The Family Research Council has awarded Kentucky clerk Kim Davis, who was recently jailed for refusing to issue marriage licenses to same-sex couples, with the "Cost of Discipleship Award" for 2015.
"I feel so very undeserving," Davis said at the award ceremony held at the Values Voter Summit in Washington, D.C., her eyes wet with tears her voice trembling, according to The Hill.
"I want to start by thanking my Lord and my Savior Jesus Christ, because without Him it would never be possible, for He is my strength that carries me," added the 50-year-old Rowan County clerk who was elected as a Democrat.
The award was announced by FRC President Tony Perkins Friday.

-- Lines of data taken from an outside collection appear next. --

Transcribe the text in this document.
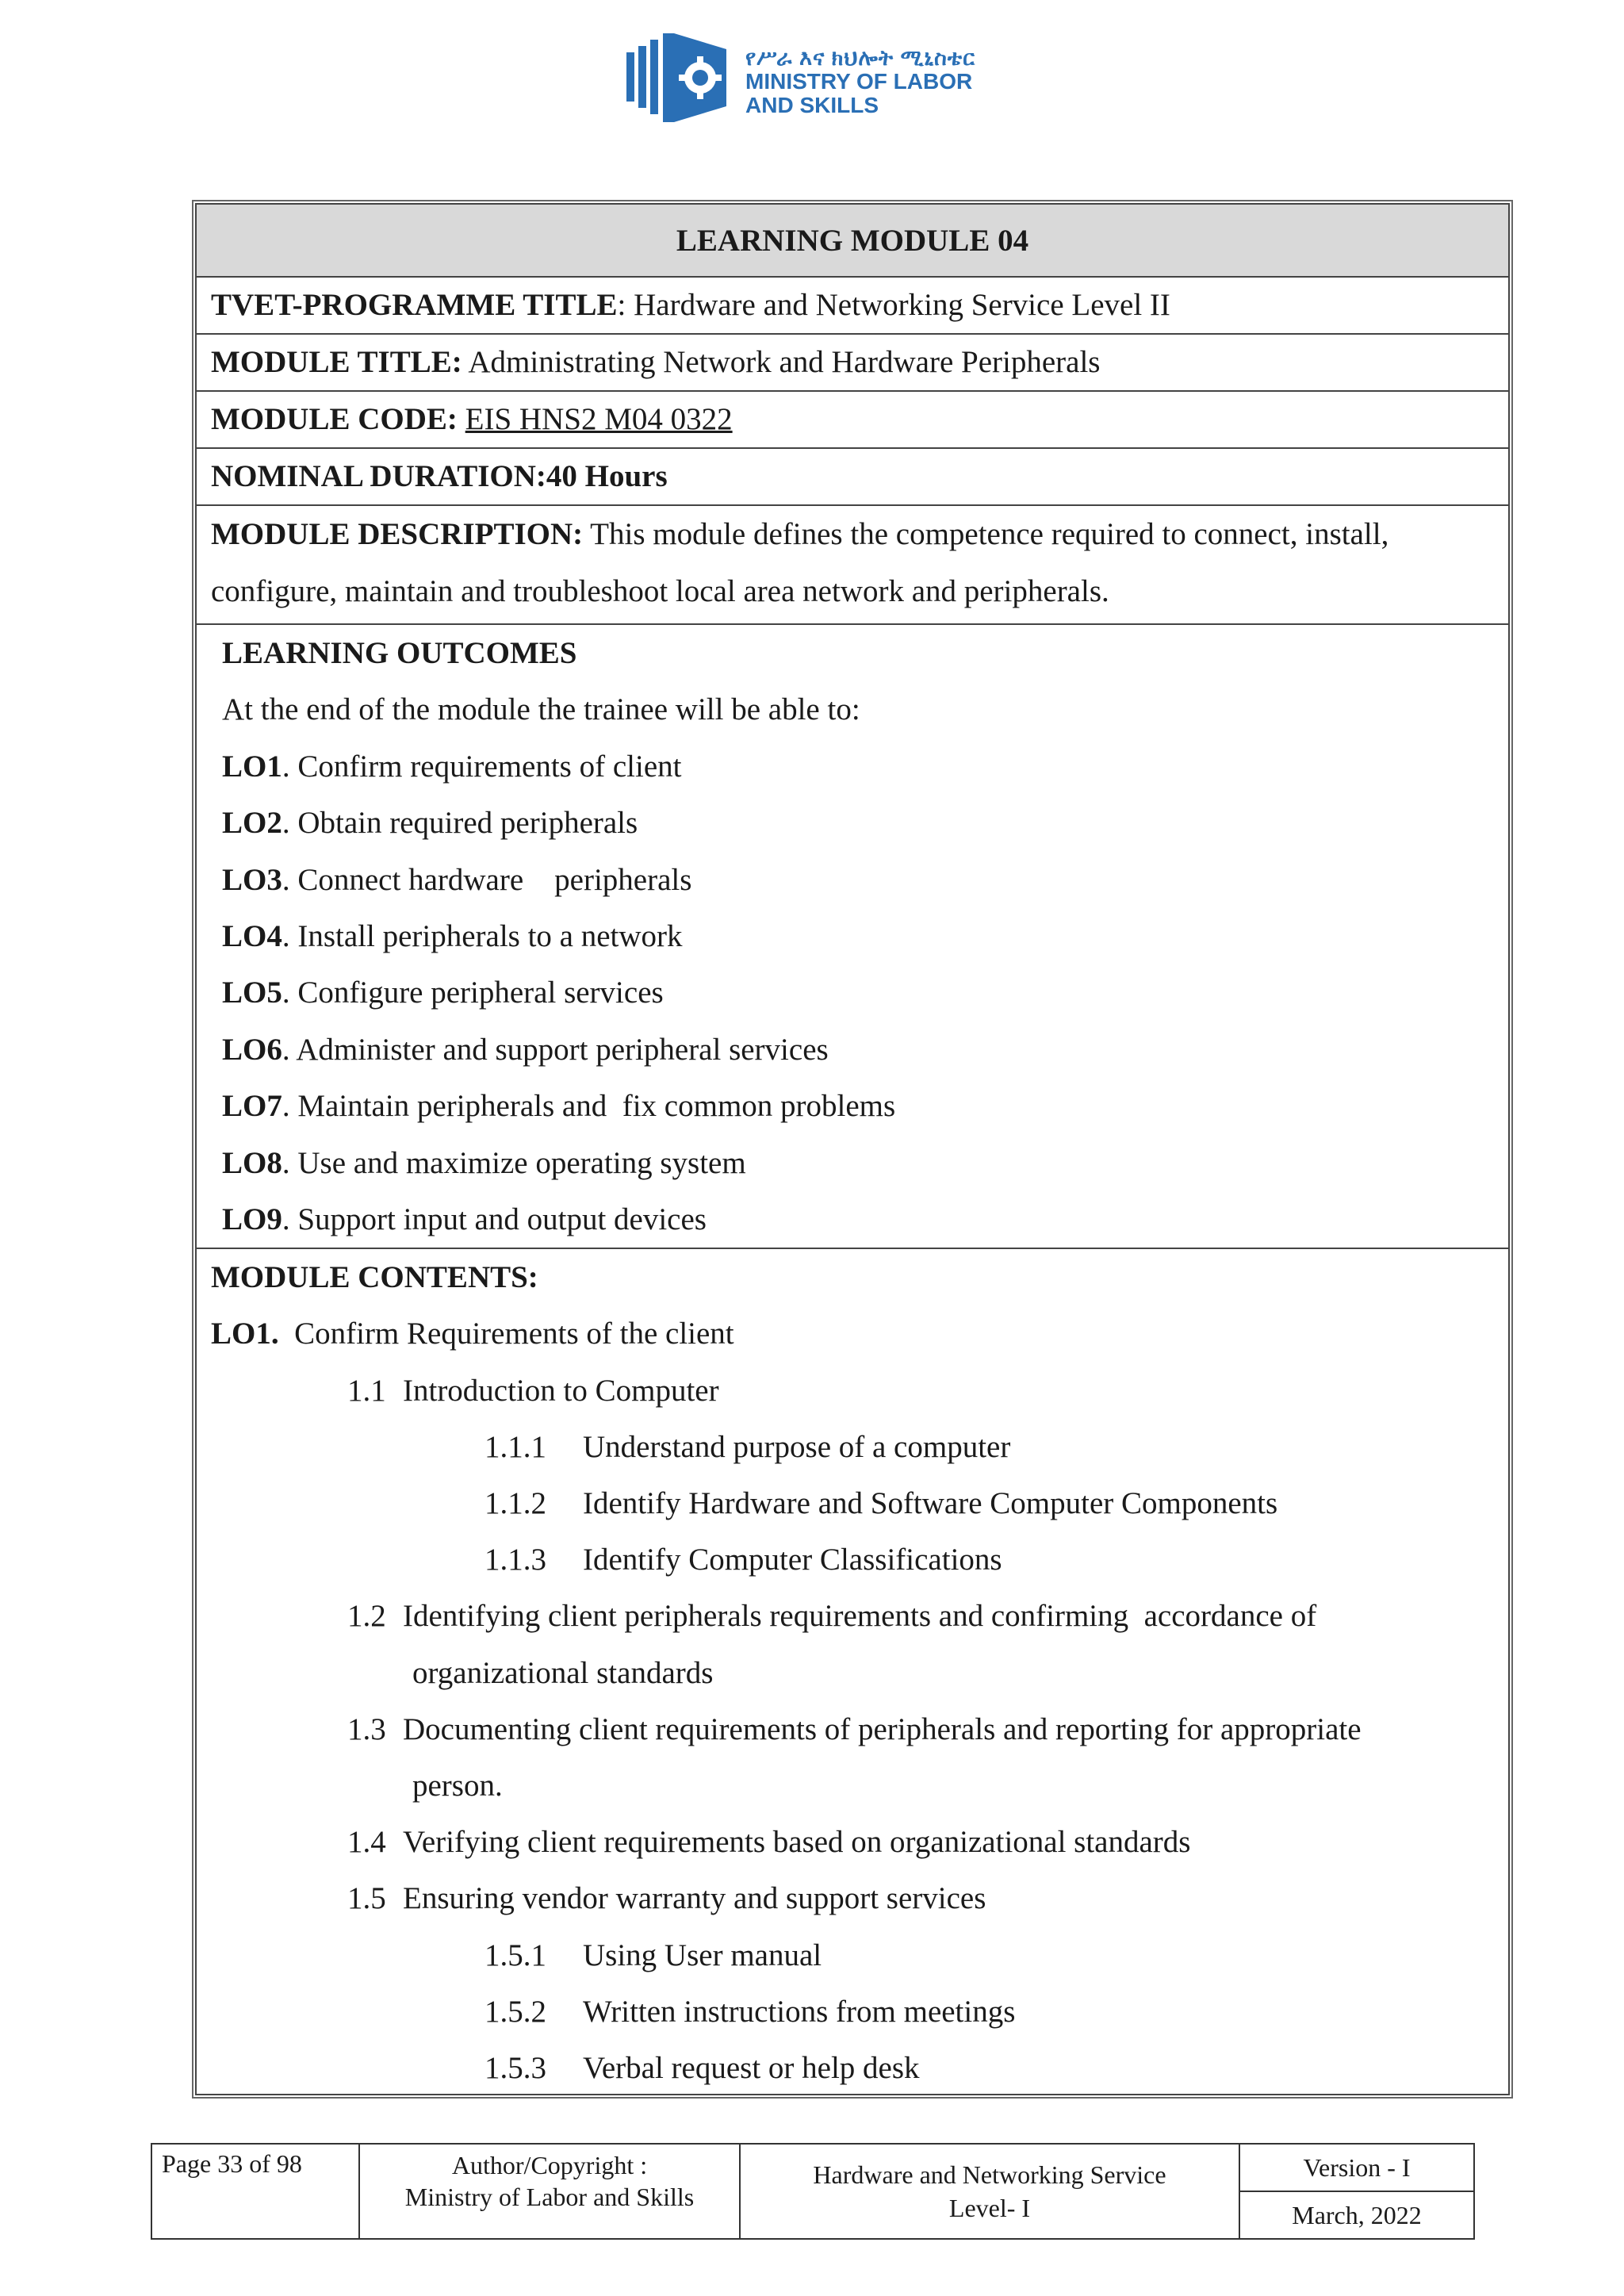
የሥራ እና ክህሎት ሚኒስቴር
MINISTRY OF LABOR
AND SKILLS
LEARNING MODULE 04
TVET-PROGRAMME TITLE: Hardware and Networking Service Level II
MODULE TITLE: Administrating Network and Hardware Peripherals
MODULE CODE: EIS HNS2 M04 0322
NOMINAL DURATION:40 Hours
MODULE DESCRIPTION: This module defines the competence required to connect, install,
configure, maintain and troubleshoot local area network and peripherals.
LEARNING OUTCOMES
At the end of the module the trainee will be able to:
LO1. Confirm requirements of client
LO2. Obtain required peripherals
LO3. Connect hardware    peripherals
LO4. Install peripherals to a network
LO5. Configure peripheral services
LO6. Administer and support peripheral services
LO7. Maintain peripherals and  fix common problems
LO8. Use and maximize operating system
LO9. Support input and output devices
MODULE CONTENTS:
LO1.  Confirm Requirements of the client
1.1 Introduction to Computer
1.1.1 Understand purpose of a computer
1.1.2 Identify Hardware and Software Computer Components
1.1.3 Identify Computer Classifications
1.2 Identifying client peripherals requirements and confirming  accordance of
organizational standards
1.3 Documenting client requirements of peripherals and reporting for appropriate
person.
1.4 Verifying client requirements based on organizational standards
1.5 Ensuring vendor warranty and support services
1.5.1 Using User manual
1.5.2 Written instructions from meetings
1.5.3 Verbal request or help desk
Page 33 of 98	Author/Copyright :
Ministry of Labor and Skills
Hardware and Networking Service
Level- I
Version - I
March, 2022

After the Supreme Court decision in June legalizing gay marriage across the country, Davis began refusing to issue licenses. A judge ordered her to issue marriage licenses, but she cited "God's authority" as the reason to defy the Supreme Court ruling. The judge then ordered her arrest, and warned that any other clerk who refuses to issue licenses could also be found in contempt of court.

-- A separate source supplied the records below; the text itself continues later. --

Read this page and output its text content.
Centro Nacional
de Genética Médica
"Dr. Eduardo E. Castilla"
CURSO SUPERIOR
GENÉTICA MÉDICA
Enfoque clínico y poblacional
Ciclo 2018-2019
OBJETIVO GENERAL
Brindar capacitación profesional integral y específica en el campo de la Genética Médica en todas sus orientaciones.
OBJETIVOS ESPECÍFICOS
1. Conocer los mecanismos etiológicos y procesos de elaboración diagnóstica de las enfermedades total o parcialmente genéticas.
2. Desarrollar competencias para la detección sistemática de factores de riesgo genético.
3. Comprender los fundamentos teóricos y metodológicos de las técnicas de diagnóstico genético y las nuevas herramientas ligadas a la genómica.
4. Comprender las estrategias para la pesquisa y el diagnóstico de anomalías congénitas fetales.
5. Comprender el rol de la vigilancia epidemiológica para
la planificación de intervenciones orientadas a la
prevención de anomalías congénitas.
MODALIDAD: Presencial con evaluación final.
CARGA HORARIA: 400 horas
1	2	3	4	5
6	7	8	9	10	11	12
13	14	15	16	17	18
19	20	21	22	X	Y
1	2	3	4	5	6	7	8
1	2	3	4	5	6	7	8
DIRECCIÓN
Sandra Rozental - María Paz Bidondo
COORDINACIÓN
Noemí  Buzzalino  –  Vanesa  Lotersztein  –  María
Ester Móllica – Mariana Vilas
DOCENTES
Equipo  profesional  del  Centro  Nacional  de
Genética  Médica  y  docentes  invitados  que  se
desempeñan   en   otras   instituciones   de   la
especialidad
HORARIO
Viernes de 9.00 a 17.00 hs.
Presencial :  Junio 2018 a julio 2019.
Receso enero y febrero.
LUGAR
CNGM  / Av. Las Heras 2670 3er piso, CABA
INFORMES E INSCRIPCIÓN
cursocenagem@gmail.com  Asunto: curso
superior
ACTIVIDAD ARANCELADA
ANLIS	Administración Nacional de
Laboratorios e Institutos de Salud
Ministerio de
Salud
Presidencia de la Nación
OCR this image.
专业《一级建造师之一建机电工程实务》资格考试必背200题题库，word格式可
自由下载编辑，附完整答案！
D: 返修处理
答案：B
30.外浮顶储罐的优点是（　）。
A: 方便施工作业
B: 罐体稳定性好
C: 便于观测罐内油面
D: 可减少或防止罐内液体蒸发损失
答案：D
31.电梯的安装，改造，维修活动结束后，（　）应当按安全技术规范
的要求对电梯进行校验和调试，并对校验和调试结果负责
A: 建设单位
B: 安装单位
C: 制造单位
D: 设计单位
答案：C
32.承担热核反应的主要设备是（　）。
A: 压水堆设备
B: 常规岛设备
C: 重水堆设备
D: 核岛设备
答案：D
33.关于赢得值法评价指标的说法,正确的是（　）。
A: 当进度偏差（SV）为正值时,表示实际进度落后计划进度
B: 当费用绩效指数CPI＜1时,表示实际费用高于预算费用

"God's moral law conflicts with my job duties," Davis told the judge before her arrest. "You can't be separated from something that's in your heart and your soul."

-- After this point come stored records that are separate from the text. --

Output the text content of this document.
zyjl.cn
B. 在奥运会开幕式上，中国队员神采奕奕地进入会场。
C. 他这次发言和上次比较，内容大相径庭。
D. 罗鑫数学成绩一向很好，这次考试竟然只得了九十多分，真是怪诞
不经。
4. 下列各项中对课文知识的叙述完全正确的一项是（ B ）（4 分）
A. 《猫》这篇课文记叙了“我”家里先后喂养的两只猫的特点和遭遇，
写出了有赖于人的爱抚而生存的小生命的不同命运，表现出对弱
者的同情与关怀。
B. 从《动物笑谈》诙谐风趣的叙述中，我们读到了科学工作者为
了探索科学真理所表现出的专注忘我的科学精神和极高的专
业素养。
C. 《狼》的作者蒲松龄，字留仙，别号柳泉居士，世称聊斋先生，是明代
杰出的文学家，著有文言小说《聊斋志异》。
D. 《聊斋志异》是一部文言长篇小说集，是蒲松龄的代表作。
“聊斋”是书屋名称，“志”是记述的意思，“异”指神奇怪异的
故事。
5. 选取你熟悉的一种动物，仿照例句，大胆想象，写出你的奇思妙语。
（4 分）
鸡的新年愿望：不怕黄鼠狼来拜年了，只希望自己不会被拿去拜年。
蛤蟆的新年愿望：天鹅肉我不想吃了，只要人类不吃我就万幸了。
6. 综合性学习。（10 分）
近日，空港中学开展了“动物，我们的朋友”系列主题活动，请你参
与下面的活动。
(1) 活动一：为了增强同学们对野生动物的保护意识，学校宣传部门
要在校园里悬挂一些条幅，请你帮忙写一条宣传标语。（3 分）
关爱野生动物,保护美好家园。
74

At the award ceremony, Perkins compared the Christian clerk to figures like Abraham Lincoln and Rosa Parks, who were all "men and women of integrity few in number but deep in character."
"Whether it was Abraham Lincoln asserting the constitutionally unsettled nature of the Dred Scott decision; Rosa Parks refusing to sit at the back of a public bus, or Martin Luther King risking the … call of police dogs to end legal segregation," Perkins was quoted as saying, "our nation has been ennobled and enriched by historic citizens who declare their unwillingness to accept rulings and statutes that conflict with the laws of nature and with nature's God."
Davis said Friday that she and her family have switched to the Republican Party because the Democrats no longer represented them, according to Reuters.
"My husband and I had talked about it for quite a while and we came to the conclusion that the Democratic Party left us a long time ago, so why were we hanging on?" she was quoted as saying.
She also said there was likely no legal problem with marriage licenses being issued in her absence. "I don't think there should be much of an issue and the judge didn't have any problem accepting the licenses that were issued when I was incarcerated, which had been altered, so I don't see that there should be an issue," she said.